"In Zeiten von Furcht und Ängsten blüht das Geschäft von Verführern und Populisten", sagte er am Mittwochabend im Sankt-Paulus-Dom in Münster. In allen europäischen Ländern gebe es inzwischen Bewegungen, die vorgäben, den Willen des Volkes zu vertreten. In Wirklichkeit repräsentierten sie aber nur ein Viertel oder Fünftel der Bevölkerung.
"Die bürgerliche Mitte darf sich nicht zu früh ins Bockshorn jagen lassen." Wenn vor allem im Netz Ressentiment, Hass und Verdruss an der Demokratie vorangetrieben würden, dürfe nicht geschwiegen werden.
Die Skepsis gegenüber der Demokratie sei gewachsen, ihre Strahlkraft habe abgenommen, stellte der frühere evangelische Pastor fest. Weltweit sei "die Mechanik eines zu schnellen und umfassenden Wandels" zu beobachten, der Gewinner und Verlierer schaffe und bei vielen Angst hervorrufe.
Die Demokratie sei nicht automatisch davor geschützt, sogar von einer rechtmäßig gewählten Regierung untergraben zu werden, mahnte Gauck.
Deswegen müsse immer geprüft werden, inwieweit Einschränkungen der Freiheit der jeweiligen Lage angemessen seien. Pluralismus und öffentlicher Meinungsstreit seien für die liberale Demokratie überlebenswichtig. "Verschiedene Gruppen müssen ausreichend berücksichtigt werden, Einheit in der Vielfalt ist gefragt", sagte er. "Nur mit Toleranz wird es gelingen, die Gesellschaft nicht auseinanderdriften zu lassen."

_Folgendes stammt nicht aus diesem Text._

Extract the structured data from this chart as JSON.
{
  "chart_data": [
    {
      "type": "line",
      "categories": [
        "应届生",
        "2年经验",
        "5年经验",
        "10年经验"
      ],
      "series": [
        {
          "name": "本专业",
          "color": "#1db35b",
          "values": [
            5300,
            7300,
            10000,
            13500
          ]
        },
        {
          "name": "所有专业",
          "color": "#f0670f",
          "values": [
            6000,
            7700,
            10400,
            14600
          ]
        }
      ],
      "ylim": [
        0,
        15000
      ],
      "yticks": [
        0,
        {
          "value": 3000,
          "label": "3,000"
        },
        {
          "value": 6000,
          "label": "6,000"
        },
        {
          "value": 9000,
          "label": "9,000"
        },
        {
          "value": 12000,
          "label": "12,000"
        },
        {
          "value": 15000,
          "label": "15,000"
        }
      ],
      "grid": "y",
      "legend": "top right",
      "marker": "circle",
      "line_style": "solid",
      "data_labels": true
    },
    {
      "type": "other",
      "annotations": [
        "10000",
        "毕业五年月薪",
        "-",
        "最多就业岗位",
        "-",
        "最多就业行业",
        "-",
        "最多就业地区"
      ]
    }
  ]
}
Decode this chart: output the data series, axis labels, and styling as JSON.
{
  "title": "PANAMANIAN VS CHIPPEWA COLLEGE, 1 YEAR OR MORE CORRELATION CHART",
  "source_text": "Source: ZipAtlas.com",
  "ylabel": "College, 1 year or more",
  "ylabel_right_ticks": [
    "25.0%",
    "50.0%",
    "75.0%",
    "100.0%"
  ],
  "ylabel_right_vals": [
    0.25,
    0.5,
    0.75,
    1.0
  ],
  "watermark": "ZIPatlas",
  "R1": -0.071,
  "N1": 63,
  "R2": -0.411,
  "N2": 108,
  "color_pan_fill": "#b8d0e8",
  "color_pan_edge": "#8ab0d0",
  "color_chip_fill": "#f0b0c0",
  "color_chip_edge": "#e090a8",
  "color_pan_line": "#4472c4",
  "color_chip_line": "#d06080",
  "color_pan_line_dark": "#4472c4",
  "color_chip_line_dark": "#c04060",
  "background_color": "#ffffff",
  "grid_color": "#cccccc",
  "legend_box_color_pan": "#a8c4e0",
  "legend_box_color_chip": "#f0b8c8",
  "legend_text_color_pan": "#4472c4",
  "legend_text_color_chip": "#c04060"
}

Gauck fordert belastbare Strategien nach Afghanistan
Weiter hat Gauck den Rückzug der Nato aus Afghanistan als tiefe Zäsur bezeichnet. "Die bittere Lehre ist: Wenn die Bedingungen nicht gegeben sind, lässt sich die Staatlichkeit mit westlichem Militär nicht einfach sichern", betonte Gauck. "Das Afghanistan von 2001 ist nicht das Deutschland von 1945." In Zukunft werde der Westen seine Kräfte sinnvoller einsetzen und demokratiefeindliche Bestrebungen anders bekämpfen müssen als bisher, forderte Gauck. Eine entschiedene Terrorbekämpfung bleibe dennoch eine wichtige Aufgabe.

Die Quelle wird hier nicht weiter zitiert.